Catriona Munro, partner, EU competition and regulatory services at lawyers Maclay, Murray & Spens, says that her team is fielding a constant stream of enquiries from clients who, one year in, are still coming to terms with the processes they need to put in place to fulfil the requirements of the Bribery Act.
Boards may well think that their business is not at much risk, but when they look more closely at matters, for example, at the agency issue where they have traditionally operated very much on trust, they get a fright, she says.
“I still get surprised reactions from clients when they discover that they can be liable for people doing business on their behalf, but that is the way this law was designed to work,” she says.
One crumb of comfort for companies is that under the Bribery Act, having adequate procedures in place to prevent bribery is a complete defence, whereas under Competition Law having adequate procedures simply mitigates the punitive fines that can be handed out.
Munro points out that one of the shortcomings of the present UK law is that there is no guarantee that self-reporting an offence will prevent the SFO from prosecuting the company, which is a major disincentive to self-reporting.
However, there is a general expectation that the SFO will be reasonable and they have privately indicated as much to practitioners.
“What we are emphasising to clients is that your defence has to go beyond paper procedures. It has to involve a real effort to push anti-bribery training and awareness throughout the organisation, and you have to know that your accounting procedures are tight enough to identify potential slush-fund monies anywhere in the organisation,” Munro says.

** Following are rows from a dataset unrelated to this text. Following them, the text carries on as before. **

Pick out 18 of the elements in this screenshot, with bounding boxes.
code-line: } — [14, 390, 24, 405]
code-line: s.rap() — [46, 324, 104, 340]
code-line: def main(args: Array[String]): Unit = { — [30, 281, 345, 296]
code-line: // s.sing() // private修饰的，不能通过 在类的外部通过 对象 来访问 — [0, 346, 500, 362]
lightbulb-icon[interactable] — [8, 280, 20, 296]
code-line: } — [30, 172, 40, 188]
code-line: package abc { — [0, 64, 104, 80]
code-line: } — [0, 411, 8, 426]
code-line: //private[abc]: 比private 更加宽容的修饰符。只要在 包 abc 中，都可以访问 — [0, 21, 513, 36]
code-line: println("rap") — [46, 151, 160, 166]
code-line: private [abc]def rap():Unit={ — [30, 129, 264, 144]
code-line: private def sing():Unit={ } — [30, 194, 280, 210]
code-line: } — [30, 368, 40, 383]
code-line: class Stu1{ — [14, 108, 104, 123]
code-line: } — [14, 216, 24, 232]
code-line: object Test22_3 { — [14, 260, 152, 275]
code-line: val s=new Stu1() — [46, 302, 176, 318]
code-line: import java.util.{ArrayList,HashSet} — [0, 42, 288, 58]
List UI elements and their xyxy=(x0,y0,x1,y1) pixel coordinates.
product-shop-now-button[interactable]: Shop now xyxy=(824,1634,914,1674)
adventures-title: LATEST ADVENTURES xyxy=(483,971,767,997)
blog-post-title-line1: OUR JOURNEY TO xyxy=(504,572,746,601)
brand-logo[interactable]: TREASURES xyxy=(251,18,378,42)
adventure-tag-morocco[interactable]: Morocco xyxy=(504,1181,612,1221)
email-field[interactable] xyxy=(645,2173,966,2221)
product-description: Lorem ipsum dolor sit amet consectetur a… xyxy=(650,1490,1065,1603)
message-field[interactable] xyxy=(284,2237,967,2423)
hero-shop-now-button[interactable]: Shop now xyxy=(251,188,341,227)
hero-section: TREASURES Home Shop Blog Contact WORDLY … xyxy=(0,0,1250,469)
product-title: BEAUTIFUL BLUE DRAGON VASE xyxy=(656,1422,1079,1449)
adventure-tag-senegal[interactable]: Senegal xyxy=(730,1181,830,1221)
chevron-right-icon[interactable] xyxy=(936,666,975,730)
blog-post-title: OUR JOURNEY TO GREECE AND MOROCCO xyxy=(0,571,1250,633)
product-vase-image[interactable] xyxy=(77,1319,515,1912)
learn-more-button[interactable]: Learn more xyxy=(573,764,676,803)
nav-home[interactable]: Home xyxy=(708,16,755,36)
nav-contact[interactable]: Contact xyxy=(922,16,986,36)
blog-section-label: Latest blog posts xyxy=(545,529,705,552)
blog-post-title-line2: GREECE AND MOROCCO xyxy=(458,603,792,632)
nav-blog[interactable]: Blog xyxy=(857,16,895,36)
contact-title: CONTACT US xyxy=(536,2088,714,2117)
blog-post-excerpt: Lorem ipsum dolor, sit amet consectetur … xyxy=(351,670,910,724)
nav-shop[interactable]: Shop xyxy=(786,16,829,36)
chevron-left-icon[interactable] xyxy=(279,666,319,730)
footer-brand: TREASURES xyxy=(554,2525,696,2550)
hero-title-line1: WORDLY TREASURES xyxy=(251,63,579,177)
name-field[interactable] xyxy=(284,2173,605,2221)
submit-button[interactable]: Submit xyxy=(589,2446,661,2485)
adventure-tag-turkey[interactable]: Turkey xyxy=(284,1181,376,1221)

If a court finds that it was easy for an offender to get company funds to pay bribes, that is not going to work well for the company at all.
Photograph: Getty Images
The Bribery Act – one year on
Quick action points
1 Understand the differences between the FCPA and the Bribery Act, i.e. no tolerance of facilitation payments.
2 Understand and deal with the “agency problem” – get transparency over actions carried out on the company’s behalf anywhere in the world.
3 Put proper anti-bribery procedures in place and be active in training staff.
4 Embed zero tolerance for bribery in the corporate culture.
5 Use the “smell test” on hospitality. If it smells right, it probably is right, and vice versa.
6 Make accounting procedures fine grained enough to detect “slush funds” in subsidiaries.
7 Take the Act seriously, before it takes a serious look at you!